Economist, political scientist, game theorist, professor, co-director of the Workshop in Political Theory and Policy Analysis, detailed researcher, scholar of polycentric institutional systems, and Nobel Prize winner: Elinor Ostrom.
The Elinor Ostrom Chair in Environmental Studies and Commons Governance is the fourth academic position created by the Trustees of the Center for a Stateless Society. Each chair is designed and charged with advancing our understanding of what constitutes a flourishing stateless society. The Elinor Ostrom Chair in Environmental Studies and Commons Governance has a special focus on environmental-ecological concerns, common-pool resources, horizontal-collaborative governance and the polycentric structures that promise their viability and endurance.
It is named in honor of the brilliant, prolific and passionate economist and political scientist Elinor Ostrom.

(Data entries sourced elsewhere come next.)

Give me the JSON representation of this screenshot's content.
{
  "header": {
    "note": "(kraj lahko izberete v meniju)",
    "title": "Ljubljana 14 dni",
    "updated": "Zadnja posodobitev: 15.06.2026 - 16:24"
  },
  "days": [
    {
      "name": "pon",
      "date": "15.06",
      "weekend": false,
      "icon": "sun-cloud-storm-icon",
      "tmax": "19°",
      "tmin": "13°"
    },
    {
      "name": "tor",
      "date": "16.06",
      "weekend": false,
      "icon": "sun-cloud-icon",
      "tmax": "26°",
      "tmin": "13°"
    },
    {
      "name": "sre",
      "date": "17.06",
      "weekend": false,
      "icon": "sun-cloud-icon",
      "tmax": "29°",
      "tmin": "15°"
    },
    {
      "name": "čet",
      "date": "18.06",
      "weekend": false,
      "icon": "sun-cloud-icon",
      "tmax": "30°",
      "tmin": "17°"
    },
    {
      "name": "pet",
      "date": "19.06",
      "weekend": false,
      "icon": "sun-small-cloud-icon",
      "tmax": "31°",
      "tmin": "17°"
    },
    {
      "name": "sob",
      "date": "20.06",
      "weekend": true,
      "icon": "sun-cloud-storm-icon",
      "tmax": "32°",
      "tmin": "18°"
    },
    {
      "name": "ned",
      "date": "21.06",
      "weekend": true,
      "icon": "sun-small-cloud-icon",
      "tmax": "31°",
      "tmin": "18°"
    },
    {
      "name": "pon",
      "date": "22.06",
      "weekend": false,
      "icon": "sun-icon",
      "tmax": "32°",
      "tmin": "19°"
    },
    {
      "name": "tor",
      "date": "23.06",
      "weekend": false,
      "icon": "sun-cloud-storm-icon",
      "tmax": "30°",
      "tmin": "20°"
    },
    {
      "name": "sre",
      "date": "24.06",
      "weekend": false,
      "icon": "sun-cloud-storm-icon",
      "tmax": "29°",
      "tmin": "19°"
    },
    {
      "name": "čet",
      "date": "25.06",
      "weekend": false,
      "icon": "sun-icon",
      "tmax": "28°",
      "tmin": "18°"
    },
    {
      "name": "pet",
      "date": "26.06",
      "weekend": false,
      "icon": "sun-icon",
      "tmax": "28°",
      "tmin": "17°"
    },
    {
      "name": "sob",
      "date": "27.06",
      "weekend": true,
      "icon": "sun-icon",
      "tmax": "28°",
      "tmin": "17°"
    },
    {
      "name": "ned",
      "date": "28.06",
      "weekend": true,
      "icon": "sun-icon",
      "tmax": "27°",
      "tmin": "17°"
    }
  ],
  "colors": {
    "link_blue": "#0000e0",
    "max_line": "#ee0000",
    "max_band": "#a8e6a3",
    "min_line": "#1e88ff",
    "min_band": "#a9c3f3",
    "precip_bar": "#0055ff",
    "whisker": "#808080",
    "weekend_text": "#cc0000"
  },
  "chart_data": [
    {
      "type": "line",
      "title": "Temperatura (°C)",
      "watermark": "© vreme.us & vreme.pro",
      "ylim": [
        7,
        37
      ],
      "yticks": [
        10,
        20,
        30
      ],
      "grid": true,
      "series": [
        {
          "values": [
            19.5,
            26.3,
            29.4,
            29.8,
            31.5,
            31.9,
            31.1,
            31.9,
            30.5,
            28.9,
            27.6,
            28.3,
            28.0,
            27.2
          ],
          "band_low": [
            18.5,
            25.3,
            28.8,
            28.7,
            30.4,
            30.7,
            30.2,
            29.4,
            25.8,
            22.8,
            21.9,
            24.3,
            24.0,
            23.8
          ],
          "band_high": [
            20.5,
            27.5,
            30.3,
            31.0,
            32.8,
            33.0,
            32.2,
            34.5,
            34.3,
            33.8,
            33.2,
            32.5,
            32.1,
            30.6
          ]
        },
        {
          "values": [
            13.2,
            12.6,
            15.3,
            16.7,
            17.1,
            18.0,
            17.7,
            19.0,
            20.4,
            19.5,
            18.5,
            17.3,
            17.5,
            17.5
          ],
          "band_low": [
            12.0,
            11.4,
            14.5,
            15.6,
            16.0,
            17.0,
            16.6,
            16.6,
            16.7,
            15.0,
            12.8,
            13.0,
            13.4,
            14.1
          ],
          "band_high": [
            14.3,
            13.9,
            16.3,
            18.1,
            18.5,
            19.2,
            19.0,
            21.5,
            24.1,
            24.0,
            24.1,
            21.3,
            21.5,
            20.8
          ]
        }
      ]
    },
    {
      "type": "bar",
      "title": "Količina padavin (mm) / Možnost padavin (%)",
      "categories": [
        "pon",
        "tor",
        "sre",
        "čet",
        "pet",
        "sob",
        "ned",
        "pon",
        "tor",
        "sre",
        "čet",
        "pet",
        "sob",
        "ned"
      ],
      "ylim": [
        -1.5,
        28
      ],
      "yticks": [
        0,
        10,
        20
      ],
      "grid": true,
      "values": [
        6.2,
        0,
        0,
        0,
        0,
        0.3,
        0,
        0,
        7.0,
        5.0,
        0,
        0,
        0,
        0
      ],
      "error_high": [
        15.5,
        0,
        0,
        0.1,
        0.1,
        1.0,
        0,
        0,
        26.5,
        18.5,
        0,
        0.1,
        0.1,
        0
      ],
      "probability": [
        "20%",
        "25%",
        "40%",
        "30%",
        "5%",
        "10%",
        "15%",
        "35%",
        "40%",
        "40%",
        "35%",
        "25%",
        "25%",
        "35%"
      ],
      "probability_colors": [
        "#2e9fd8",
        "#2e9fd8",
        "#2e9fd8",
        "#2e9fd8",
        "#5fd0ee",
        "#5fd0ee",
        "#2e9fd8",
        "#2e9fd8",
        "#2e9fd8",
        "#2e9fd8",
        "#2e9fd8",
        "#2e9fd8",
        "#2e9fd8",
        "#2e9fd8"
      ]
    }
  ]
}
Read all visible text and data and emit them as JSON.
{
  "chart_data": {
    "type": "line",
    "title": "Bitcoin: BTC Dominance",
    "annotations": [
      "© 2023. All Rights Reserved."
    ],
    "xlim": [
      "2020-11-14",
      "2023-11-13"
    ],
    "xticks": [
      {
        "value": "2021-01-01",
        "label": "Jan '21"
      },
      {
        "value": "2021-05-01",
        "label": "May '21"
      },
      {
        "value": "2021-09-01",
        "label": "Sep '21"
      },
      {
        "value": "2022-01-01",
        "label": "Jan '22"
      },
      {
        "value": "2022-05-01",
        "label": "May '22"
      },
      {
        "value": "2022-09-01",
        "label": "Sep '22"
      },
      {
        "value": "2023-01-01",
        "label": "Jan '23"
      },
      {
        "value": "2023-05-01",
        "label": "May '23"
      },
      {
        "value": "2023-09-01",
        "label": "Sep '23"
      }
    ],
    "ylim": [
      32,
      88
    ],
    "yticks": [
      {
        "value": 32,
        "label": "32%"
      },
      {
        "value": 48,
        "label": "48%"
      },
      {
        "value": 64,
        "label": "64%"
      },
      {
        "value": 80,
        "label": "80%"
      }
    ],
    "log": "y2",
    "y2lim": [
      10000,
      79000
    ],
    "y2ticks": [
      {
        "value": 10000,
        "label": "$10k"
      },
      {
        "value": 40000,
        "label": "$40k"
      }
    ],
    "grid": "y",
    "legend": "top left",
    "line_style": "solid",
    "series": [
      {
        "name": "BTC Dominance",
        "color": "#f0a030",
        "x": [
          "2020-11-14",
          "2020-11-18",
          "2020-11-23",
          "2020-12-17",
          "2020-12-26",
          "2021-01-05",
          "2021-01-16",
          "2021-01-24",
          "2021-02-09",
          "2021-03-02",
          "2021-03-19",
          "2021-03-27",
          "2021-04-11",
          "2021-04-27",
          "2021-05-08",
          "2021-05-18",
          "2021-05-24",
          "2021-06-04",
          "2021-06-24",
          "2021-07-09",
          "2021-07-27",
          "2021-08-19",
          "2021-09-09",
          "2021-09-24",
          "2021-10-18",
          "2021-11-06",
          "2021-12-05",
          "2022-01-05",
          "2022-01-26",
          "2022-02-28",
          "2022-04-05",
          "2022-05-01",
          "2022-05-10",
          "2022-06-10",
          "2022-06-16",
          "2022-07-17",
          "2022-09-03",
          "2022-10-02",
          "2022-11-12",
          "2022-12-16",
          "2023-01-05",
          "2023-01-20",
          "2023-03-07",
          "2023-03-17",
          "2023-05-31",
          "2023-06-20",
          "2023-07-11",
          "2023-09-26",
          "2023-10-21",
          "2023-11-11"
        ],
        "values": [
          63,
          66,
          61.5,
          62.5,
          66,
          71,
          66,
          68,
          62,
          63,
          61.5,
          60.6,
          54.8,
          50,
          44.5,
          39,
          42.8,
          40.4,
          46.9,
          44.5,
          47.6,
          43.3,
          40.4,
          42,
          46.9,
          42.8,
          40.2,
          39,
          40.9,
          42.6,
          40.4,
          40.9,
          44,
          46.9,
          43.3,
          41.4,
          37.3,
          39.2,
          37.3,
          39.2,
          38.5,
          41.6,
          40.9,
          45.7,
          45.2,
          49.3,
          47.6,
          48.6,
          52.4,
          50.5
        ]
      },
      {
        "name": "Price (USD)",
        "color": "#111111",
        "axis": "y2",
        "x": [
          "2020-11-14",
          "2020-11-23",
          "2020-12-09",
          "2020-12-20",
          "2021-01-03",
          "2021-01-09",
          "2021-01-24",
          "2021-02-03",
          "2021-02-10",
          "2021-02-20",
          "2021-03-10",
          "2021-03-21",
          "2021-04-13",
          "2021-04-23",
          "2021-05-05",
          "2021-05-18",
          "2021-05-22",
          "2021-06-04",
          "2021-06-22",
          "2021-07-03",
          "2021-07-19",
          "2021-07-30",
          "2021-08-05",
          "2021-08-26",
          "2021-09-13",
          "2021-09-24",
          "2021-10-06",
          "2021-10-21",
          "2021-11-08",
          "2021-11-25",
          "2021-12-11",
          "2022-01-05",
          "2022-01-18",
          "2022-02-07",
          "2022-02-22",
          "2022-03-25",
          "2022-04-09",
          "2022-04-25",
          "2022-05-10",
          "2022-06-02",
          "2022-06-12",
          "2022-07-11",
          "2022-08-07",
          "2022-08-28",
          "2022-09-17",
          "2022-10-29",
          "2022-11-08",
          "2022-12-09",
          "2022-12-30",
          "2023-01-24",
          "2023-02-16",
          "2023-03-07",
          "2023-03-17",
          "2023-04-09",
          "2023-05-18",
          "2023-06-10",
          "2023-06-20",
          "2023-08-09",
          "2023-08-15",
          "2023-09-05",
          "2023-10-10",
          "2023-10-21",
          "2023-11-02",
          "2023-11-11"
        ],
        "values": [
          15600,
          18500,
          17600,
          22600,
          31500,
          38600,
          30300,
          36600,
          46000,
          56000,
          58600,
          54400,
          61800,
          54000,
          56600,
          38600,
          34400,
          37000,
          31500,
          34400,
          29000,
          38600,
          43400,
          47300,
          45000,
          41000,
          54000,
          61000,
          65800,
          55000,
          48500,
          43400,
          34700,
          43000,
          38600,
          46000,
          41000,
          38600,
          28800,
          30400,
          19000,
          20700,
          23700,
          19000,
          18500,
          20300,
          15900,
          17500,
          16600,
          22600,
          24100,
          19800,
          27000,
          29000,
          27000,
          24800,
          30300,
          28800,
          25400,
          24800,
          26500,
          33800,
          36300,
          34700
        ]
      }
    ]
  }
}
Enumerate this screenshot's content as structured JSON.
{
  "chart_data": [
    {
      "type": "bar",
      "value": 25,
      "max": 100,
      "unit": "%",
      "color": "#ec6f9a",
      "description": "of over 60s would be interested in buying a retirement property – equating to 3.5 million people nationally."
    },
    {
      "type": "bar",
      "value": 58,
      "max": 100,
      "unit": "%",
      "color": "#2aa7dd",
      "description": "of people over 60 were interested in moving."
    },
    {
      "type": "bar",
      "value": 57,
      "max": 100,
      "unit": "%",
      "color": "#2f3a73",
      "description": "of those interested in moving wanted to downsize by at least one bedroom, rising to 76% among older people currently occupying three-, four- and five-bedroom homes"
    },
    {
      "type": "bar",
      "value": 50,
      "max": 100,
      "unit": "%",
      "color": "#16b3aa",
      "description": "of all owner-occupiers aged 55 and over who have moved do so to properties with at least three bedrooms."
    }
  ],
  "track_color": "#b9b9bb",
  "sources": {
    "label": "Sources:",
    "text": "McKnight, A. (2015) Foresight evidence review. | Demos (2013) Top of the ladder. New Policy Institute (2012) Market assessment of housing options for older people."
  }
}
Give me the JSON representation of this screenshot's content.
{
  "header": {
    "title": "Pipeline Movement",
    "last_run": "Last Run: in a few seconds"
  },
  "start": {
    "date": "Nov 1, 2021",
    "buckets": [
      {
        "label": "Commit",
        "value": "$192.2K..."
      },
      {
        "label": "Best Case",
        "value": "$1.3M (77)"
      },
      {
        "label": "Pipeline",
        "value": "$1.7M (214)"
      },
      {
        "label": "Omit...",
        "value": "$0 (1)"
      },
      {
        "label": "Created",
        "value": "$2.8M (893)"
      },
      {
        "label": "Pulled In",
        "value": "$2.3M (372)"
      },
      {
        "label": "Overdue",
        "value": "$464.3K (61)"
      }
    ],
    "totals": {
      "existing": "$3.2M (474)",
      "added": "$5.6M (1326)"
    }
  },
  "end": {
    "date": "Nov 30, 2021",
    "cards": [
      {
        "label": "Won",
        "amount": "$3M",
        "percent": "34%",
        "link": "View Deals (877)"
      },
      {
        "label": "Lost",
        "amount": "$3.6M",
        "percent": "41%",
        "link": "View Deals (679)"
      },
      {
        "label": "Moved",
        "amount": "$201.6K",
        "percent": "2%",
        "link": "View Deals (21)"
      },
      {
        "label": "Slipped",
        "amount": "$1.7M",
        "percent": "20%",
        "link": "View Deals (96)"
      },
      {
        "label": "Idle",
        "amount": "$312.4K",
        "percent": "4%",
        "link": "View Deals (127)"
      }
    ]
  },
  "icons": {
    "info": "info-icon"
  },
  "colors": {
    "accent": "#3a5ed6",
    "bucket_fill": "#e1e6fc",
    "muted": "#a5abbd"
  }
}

Ostrom’s life, work, Workshop (research databases and libraries) and “a 50 year legacy of nurturing young scholars focused on solutions oriented research” demonstrates a powerful commitment to describing a a world beyond states and capitalism. A world where people are not at the mercy of the scarcity facts of the universe or the monocentric institutions desperately presumed as our only means of salvation. A world where people, communities, environments and resources are all important parts of governance problems and their quick-fix “Faustian Bargain” solutions are kept in view, in check, impossible and irrelevant.
Kevin Carson described Elinor Ostrom as “characterized above all by a faith in human creativity and agency, and an unwillingness to let a priori theoretical formulations either preempt [her] perceptions of the particularity and “is-ness” of history, or to interfere with the ability of ordinary, face-to-face groupings of people on the spot to develop workable arrangements — whatever they may be — among themselves.”
This is the charge of The Elinor Ostrom Chair in Environmental Studies and Commons Governance, to communicate, in detail, not only the importance and benefits of a stateless society to environmental concerns and issues of common-pool resource governance, but its advantages.
To be awarded The Elinor Ostrom Chair in Environmental Studies and Commons Governance position signals a scholar’s energy and capacity to contribute, in outstanding ways, to that interdisciplinary field of social theory — drawing on resources in ecology, economics, philosophy, sociology, history, among other fields — known as Environmental Studies and Commons Governance.